I try Facebook. This is where everyone is, all sharing information and letting everyone know after all. Results here go on forever, so again my browing experience is totally wrecked by the interface. Worse still, when I check the dates, postings come from as far back as 2011 and there is nothing from 2016 at all apart from the rather depressing tale of a raid on an Indian restaurant against illegal immigration.

Where does the real problem lie?

My issue is that these companies are no longer supplying me with a "browsing experience", they are manipulating data against a preferred set of facts.  Not only that, but I have no idea what the algorithm they are using is to begin with. It's a secret, after all. Try asking for an alphabetical list of restaurants and my bet is you will never find it. Now, I could turn my preferences on in the search engines, reveal more about myself, add reviews myself and maybe contribute in a way that makes the process more acceptable, but I don't want to do that. Why should I open the curtains in my house so the neighbours can peek in?

Now I am no dummy. I know that "search" is Google's way of making money. So it is going to favour the search terms that are going to feed the monster. To suggest anything else is insane. After all how would the CEO of Google, Sundar Pichai, look if he was to let his shareholders know he had not "maximised his revenue streams" this year. So, just like my friend says is true of Microsoft, we now seem to be paying an unseen price for an inadequate product. And because it has become a monopoly, we have stopped realising there ought to be something better.

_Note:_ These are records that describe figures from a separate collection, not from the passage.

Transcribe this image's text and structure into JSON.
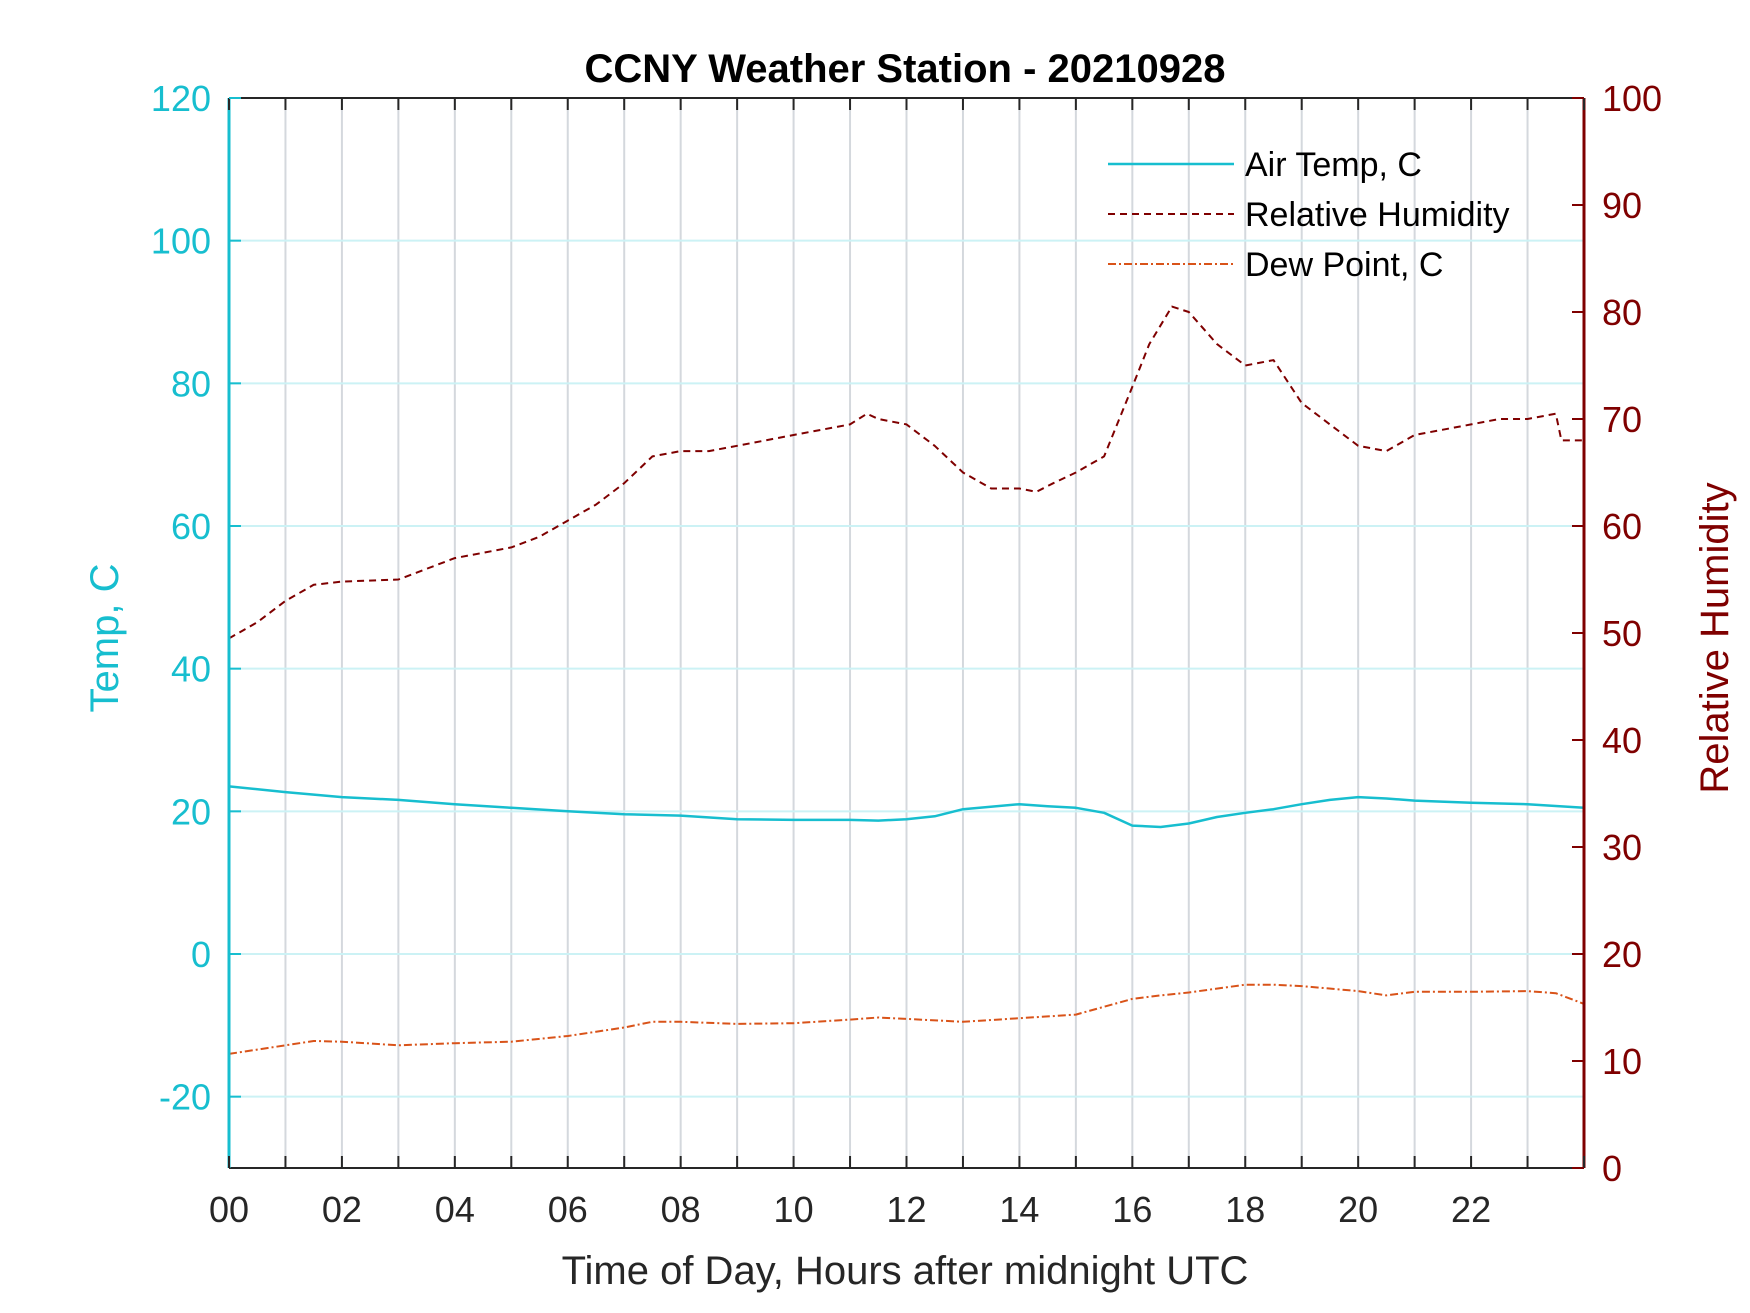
{
  "chart_data": {
    "type": "line",
    "title": "CCNY Weather Station - 20210928",
    "xlabel": "Time of Day, Hours after midnight UTC",
    "ylabel_left": "Temp, C",
    "ylabel_right": "Relative Humidity",
    "xlim": [
      0,
      24
    ],
    "ylim_left": [
      -30,
      120
    ],
    "ylim_right": [
      0,
      100
    ],
    "x_ticks": [
      0,
      2,
      4,
      6,
      8,
      10,
      12,
      14,
      16,
      18,
      20,
      22
    ],
    "x_tick_labels": [
      "00",
      "02",
      "04",
      "06",
      "08",
      "10",
      "12",
      "14",
      "16",
      "18",
      "20",
      "22"
    ],
    "y_left_ticks": [
      -20,
      0,
      20,
      40,
      60,
      80,
      100,
      120
    ],
    "y_right_ticks": [
      0,
      10,
      20,
      30,
      40,
      50,
      60,
      70,
      80,
      90,
      100
    ],
    "grid": true,
    "legend_position": "top-right",
    "colors": {
      "air_temp": "#17becf",
      "humidity": "#7f0000",
      "dew_point": "#d95319",
      "grid_vertical": "#d4d8dd",
      "grid_horizontal": "#ccf2f5"
    },
    "series": [
      {
        "name": "Air Temp, C",
        "axis": "left",
        "style": "solid",
        "x": [
          0,
          1,
          2,
          3,
          4,
          5,
          6,
          7,
          8,
          9,
          10,
          11,
          11.5,
          12,
          12.5,
          13,
          14,
          14.5,
          15,
          15.5,
          16,
          16.5,
          17,
          17.5,
          18,
          18.5,
          19,
          19.5,
          20,
          20.5,
          21,
          22,
          23,
          24
        ],
        "y": [
          23.5,
          22.7,
          22.0,
          21.6,
          21.0,
          20.5,
          20.0,
          19.6,
          19.4,
          18.9,
          18.8,
          18.8,
          18.7,
          18.9,
          19.3,
          20.3,
          21.0,
          20.7,
          20.5,
          19.8,
          18.0,
          17.8,
          18.3,
          19.2,
          19.8,
          20.3,
          21.0,
          21.6,
          22.0,
          21.8,
          21.5,
          21.2,
          21.0,
          20.5
        ]
      },
      {
        "name": "Relative Humidity",
        "axis": "right",
        "style": "dashed",
        "x": [
          0,
          0.5,
          1,
          1.5,
          2,
          3,
          3.5,
          4,
          4.5,
          5,
          5.5,
          6,
          6.5,
          7,
          7.5,
          8,
          8.5,
          9,
          9.5,
          10,
          10.5,
          11,
          11.3,
          11.5,
          12,
          12.5,
          13,
          13.5,
          14,
          14.3,
          14.6,
          15,
          15.5,
          16,
          16.3,
          16.7,
          17,
          17.5,
          18,
          18.5,
          19,
          19.5,
          20,
          20.5,
          21,
          21.5,
          22,
          22.5,
          23,
          23.5,
          23.6,
          24
        ],
        "y": [
          49.5,
          51,
          53,
          54.5,
          54.8,
          55,
          56,
          57,
          57.5,
          58,
          59,
          60.5,
          62,
          64,
          66.5,
          67,
          67,
          67.5,
          68,
          68.5,
          69,
          69.5,
          70.5,
          70,
          69.5,
          67.5,
          65,
          63.5,
          63.5,
          63.2,
          64,
          65,
          66.5,
          73,
          77,
          80.5,
          80,
          77,
          75,
          75.5,
          71.5,
          69.5,
          67.5,
          67,
          68.5,
          69,
          69.5,
          70,
          70,
          70.5,
          68,
          68
        ]
      },
      {
        "name": "Dew Point, C",
        "axis": "left",
        "style": "dashdot",
        "x": [
          0,
          1,
          1.5,
          2,
          3,
          4,
          5,
          6,
          7,
          7.5,
          8,
          9,
          10,
          11,
          11.5,
          12,
          13,
          14,
          15,
          16,
          16.5,
          17,
          18,
          18.5,
          19,
          20,
          20.5,
          21,
          22,
          23,
          23.5,
          24
        ],
        "y": [
          -14,
          -12.8,
          -12.2,
          -12.3,
          -12.8,
          -12.5,
          -12.3,
          -11.5,
          -10.3,
          -9.5,
          -9.5,
          -9.8,
          -9.7,
          -9.2,
          -8.9,
          -9.1,
          -9.5,
          -9.0,
          -8.5,
          -6.3,
          -5.8,
          -5.4,
          -4.3,
          -4.3,
          -4.5,
          -5.2,
          -5.8,
          -5.3,
          -5.3,
          -5.2,
          -5.5,
          -7.0
        ]
      }
    ]
  }
}
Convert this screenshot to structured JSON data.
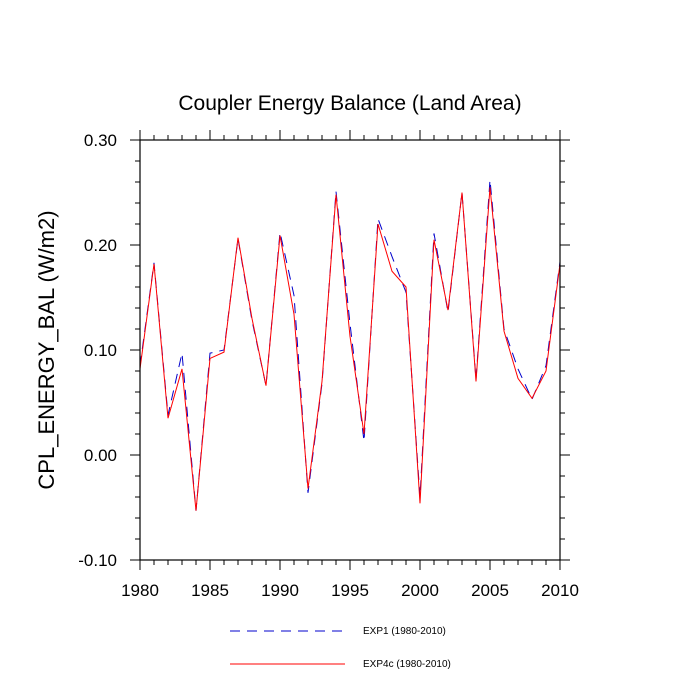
{
  "chart_data": {
    "type": "line",
    "title": "Coupler Energy Balance (Land Area)",
    "xlabel": "",
    "ylabel": "CPL_ENERGY_BAL  (W/m2)",
    "xlim": [
      1980,
      2010
    ],
    "ylim": [
      -0.1,
      0.3
    ],
    "xticks": [
      1980,
      1985,
      1990,
      1995,
      2000,
      2005,
      2010
    ],
    "yticks": [
      -0.1,
      0.0,
      0.1,
      0.2,
      0.3
    ],
    "ytick_labels": [
      "-0.10",
      "0.00",
      "0.10",
      "0.20",
      "0.30"
    ],
    "x": [
      1980,
      1981,
      1982,
      1983,
      1984,
      1985,
      1986,
      1987,
      1988,
      1989,
      1990,
      1991,
      1992,
      1993,
      1994,
      1995,
      1996,
      1997,
      1998,
      1999,
      2000,
      2001,
      2002,
      2003,
      2004,
      2005,
      2006,
      2007,
      2008,
      2009,
      2010
    ],
    "series": [
      {
        "name": "EXP1 (1980-2010)",
        "color": "#0000cc",
        "dash": "dashed",
        "values": [
          0.085,
          0.183,
          0.038,
          0.097,
          -0.053,
          0.097,
          0.1,
          0.206,
          0.128,
          0.066,
          0.212,
          0.152,
          -0.036,
          0.068,
          0.251,
          0.125,
          0.013,
          0.225,
          0.189,
          0.155,
          -0.04,
          0.211,
          0.136,
          0.25,
          0.072,
          0.262,
          0.12,
          0.082,
          0.053,
          0.085,
          0.184
        ]
      },
      {
        "name": "EXP4c (1980-2010)",
        "color": "#ff0000",
        "dash": "solid",
        "values": [
          0.082,
          0.182,
          0.035,
          0.082,
          -0.053,
          0.092,
          0.098,
          0.207,
          0.13,
          0.066,
          0.209,
          0.134,
          -0.032,
          0.07,
          0.248,
          0.113,
          0.02,
          0.22,
          0.175,
          0.16,
          -0.046,
          0.205,
          0.138,
          0.25,
          0.07,
          0.255,
          0.118,
          0.073,
          0.054,
          0.08,
          0.182
        ]
      }
    ],
    "legend_position": "bottom"
  }
}
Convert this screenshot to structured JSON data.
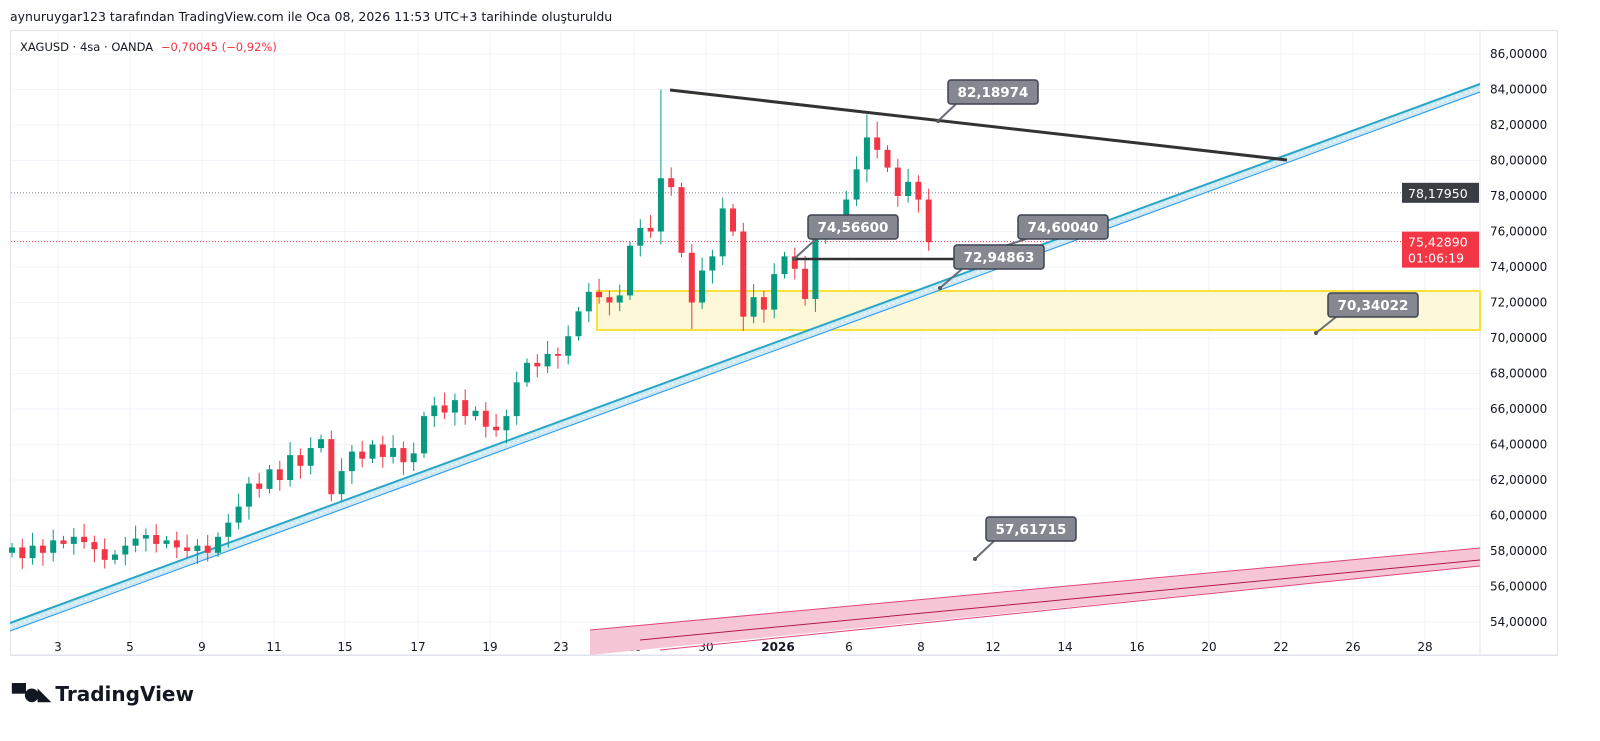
{
  "credit": "aynuruygar123 tarafından TradingView.com ile Oca 08, 2026 11:53 UTC+3 tarihinde oluşturuldu",
  "legend": {
    "symbol": "XAGUSD · 4sa · OANDA",
    "change": "−0,70045 (−0,92%)"
  },
  "brand": "TradingView",
  "colors": {
    "up": "#089981",
    "down": "#f23645",
    "trend": "#2aa6c7",
    "pink": "#e0457b",
    "zone": "#f7e13a"
  },
  "price_axis": {
    "ticks": [
      "86,00000",
      "84,00000",
      "82,00000",
      "80,00000",
      "78,00000",
      "76,00000",
      "74,00000",
      "72,00000",
      "70,00000",
      "68,00000",
      "66,00000",
      "64,00000",
      "62,00000",
      "60,00000",
      "58,00000",
      "56,00000",
      "54,00000"
    ],
    "marker_prev": "78,17950",
    "marker_last": "75,42890",
    "countdown": "01:06:19"
  },
  "time_axis": [
    "3",
    "5",
    "9",
    "11",
    "15",
    "17",
    "19",
    "23",
    "26",
    "30",
    "2026",
    "6",
    "8",
    "12",
    "14",
    "16",
    "20",
    "22",
    "26",
    "28"
  ],
  "callouts": [
    "82,18974",
    "74,56600",
    "74,60040",
    "72,94863",
    "70,34022",
    "57,61715"
  ],
  "chart_data": {
    "type": "candlestick",
    "ylim": [
      53,
      87
    ],
    "closes": [
      58.2,
      57.6,
      58.3,
      57.9,
      58.6,
      58.4,
      58.8,
      58.5,
      58.1,
      57.5,
      57.8,
      58.3,
      58.7,
      58.9,
      58.4,
      58.6,
      58.2,
      58.0,
      58.3,
      57.9,
      58.8,
      59.6,
      60.5,
      61.8,
      61.5,
      62.6,
      62.0,
      63.4,
      62.8,
      63.8,
      64.3,
      61.2,
      62.5,
      63.6,
      63.2,
      64.0,
      63.3,
      63.8,
      63.0,
      63.5,
      65.6,
      66.2,
      65.8,
      66.5,
      65.6,
      65.9,
      65.0,
      64.8,
      65.6,
      67.5,
      68.6,
      68.4,
      69.1,
      69.0,
      70.1,
      71.5,
      72.6,
      72.3,
      72.0,
      72.4,
      75.2,
      76.2,
      76.0,
      79.0,
      78.5,
      74.8,
      72.0,
      73.8,
      74.6,
      77.3,
      76.0,
      71.2,
      72.3,
      71.6,
      73.6,
      74.6,
      73.9,
      72.2,
      75.8,
      76.0,
      76.2,
      77.8,
      79.5,
      81.3,
      80.6,
      79.6,
      78.0,
      78.8,
      77.8,
      75.4
    ],
    "high_overrides": {
      "63": 84.0,
      "83": 82.6,
      "84": 82.2
    },
    "low_overrides": {
      "31": 60.8,
      "66": 70.5,
      "71": 70.4
    }
  }
}
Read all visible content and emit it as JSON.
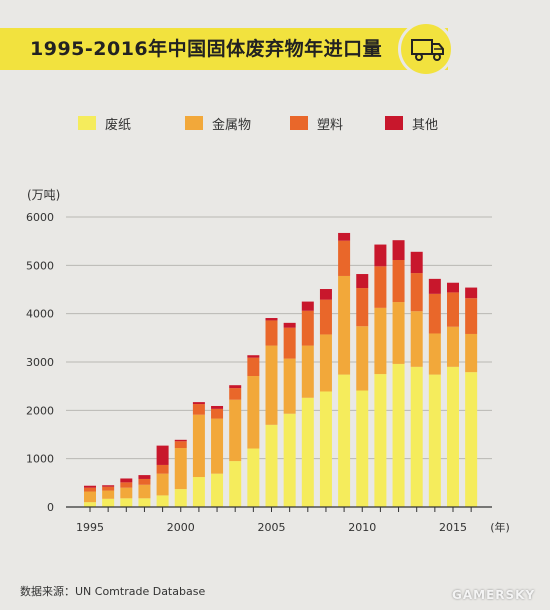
{
  "chart_data": {
    "type": "bar",
    "stacked": true,
    "title": "1995-2016年中国固体废弃物年进口量",
    "unit_label": "(万吨)",
    "xlabel_unit": "(年)",
    "x": [
      1995,
      1996,
      1997,
      1998,
      1999,
      2000,
      2001,
      2002,
      2003,
      2004,
      2005,
      2006,
      2007,
      2008,
      2009,
      2010,
      2011,
      2012,
      2013,
      2014,
      2015,
      2016
    ],
    "x_tick_labels": [
      "1995",
      "2000",
      "2005",
      "2010",
      "2015"
    ],
    "x_tick_years": [
      1995,
      2000,
      2005,
      2010,
      2015
    ],
    "y_ticks": [
      0,
      1000,
      2000,
      3000,
      4000,
      5000,
      6000
    ],
    "ylim": [
      0,
      6000
    ],
    "grid": true,
    "legend_position": "top",
    "series": [
      {
        "name": "废纸",
        "color": "#f5ec5c",
        "values": [
          100,
          170,
          180,
          180,
          240,
          370,
          620,
          690,
          950,
          1210,
          1700,
          1930,
          2260,
          2390,
          2740,
          2410,
          2750,
          2960,
          2900,
          2740,
          2900,
          2790
        ]
      },
      {
        "name": "金属物",
        "color": "#f2a83a",
        "values": [
          220,
          170,
          220,
          280,
          450,
          850,
          1290,
          1140,
          1270,
          1500,
          1640,
          1140,
          1080,
          1180,
          2040,
          1330,
          1370,
          1280,
          1150,
          850,
          830,
          790
        ]
      },
      {
        "name": "塑料",
        "color": "#e9672a",
        "values": [
          80,
          80,
          110,
          120,
          180,
          140,
          220,
          200,
          240,
          380,
          520,
          640,
          720,
          720,
          730,
          790,
          860,
          870,
          790,
          820,
          710,
          740
        ]
      },
      {
        "name": "其他",
        "color": "#c8172c",
        "values": [
          40,
          30,
          80,
          80,
          400,
          30,
          40,
          60,
          60,
          50,
          50,
          100,
          190,
          220,
          160,
          290,
          450,
          410,
          440,
          310,
          200,
          220
        ]
      }
    ]
  },
  "source": "数据来源：UN Comtrade Database",
  "watermark": "GAMERSKY",
  "colors": {
    "accent": "#f2e23e",
    "background": "#e9e8e5"
  }
}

I can't prove this, but my impression is that the process has got worse. A few years ago, I really would have got a list of independent websites listed. The decline of quality search seems to be in direct proportion to Google's fiddling the results with their algorithm changes. Now, I may be alone in complaining. I could just be plain wrong. After all hundreds of millions of searches are done each day and there is no mass uprising to replace Google any time soon. I just feel that we should not have to put up with this just, because there is nothing better.

I will return to this question when I look at how small businesses are struggling with Google's monopoly and lack of transparency, and to look at the way our addiction to Google has left small businesses vulnerable to SEO decisions of doubtful value which they have no control of, and to ask if there is a way out, or if the monopoly of the big organisations on the web is actually strangling creativity and growth.